Voici la version en français :
Le nouveau représentant spécial du Secrétaire général des Nations Unies en République démocratique du Congo, James Swan, a visité ce samedi 25 avril le camp de transit de Mubambiro, où des ex-combattants des Forces démocratiques de libération du Rwanda (FDLR) attendent leur rapatriement au Rwanda.
À la suite des accords de Washington signés en juillet 2025 entre Kinshasa et Kigali, les Forces armées de la RDC (FARDC) ont lancé un appel à la reddition de ces combattants. Certains ont répondu à cet appel, se livrant avec leurs dépendants.
À la demande du gouvernement congolais, la MONUSCO est chargée de leur processus de désarmement, démobilisation et rapatriement (DDR). La mission onusienne a déjà rapatrié plusieurs centaines d’ex-combattants et leurs familles depuis le début de la crise.

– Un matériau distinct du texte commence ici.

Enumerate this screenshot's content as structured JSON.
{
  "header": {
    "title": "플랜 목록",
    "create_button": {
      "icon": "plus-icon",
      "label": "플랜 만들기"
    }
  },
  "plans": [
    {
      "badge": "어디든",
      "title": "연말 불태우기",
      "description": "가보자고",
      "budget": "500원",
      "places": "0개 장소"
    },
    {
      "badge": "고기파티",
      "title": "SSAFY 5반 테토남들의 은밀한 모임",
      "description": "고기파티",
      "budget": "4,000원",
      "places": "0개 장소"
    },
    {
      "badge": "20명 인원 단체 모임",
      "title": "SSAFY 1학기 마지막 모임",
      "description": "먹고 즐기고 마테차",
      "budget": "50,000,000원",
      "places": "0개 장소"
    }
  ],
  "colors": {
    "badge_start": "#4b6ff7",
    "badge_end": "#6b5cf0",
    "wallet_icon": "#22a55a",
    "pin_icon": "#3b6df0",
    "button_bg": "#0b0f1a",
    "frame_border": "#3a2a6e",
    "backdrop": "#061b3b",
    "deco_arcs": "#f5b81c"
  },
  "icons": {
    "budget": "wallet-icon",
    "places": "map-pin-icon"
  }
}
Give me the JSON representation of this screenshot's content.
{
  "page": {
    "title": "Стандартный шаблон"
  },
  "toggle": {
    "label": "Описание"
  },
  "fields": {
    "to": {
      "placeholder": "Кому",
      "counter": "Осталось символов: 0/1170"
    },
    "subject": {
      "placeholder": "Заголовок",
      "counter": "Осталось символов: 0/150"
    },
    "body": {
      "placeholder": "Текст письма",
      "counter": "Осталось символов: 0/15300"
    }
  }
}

Lors de sa visite à Mubambiro, James Swan a réaffirmé que le dossier FDLR demeurait une priorité pour la MONUSCO et pour la communauté internationale, inscrite dans les résolutions du Conseil de sécurité des Nations Unies. Il a déclaré avoir été personnellement ému par la situation des femmes et des enfants présents dans le camp, soulignant que chaque combattant renonçant à la lutte armée représentait, selon ses mots, un pas de plus loin de la violence.
Le gouvernement congolais avait réaffirmé en octobre 2025, à travers les FARDC, son appel aux FDLR à cesser les hostilités et à s’inscrire dans un processus de désarmement et de rapatriement, conformément aux arrangements de mise en œuvre convenus dans le prolongement de l’Accord de Washington, qui accorde une priorité à la neutralisation des FDLR par la sensibilisation, le désarmement et des actions ciblées.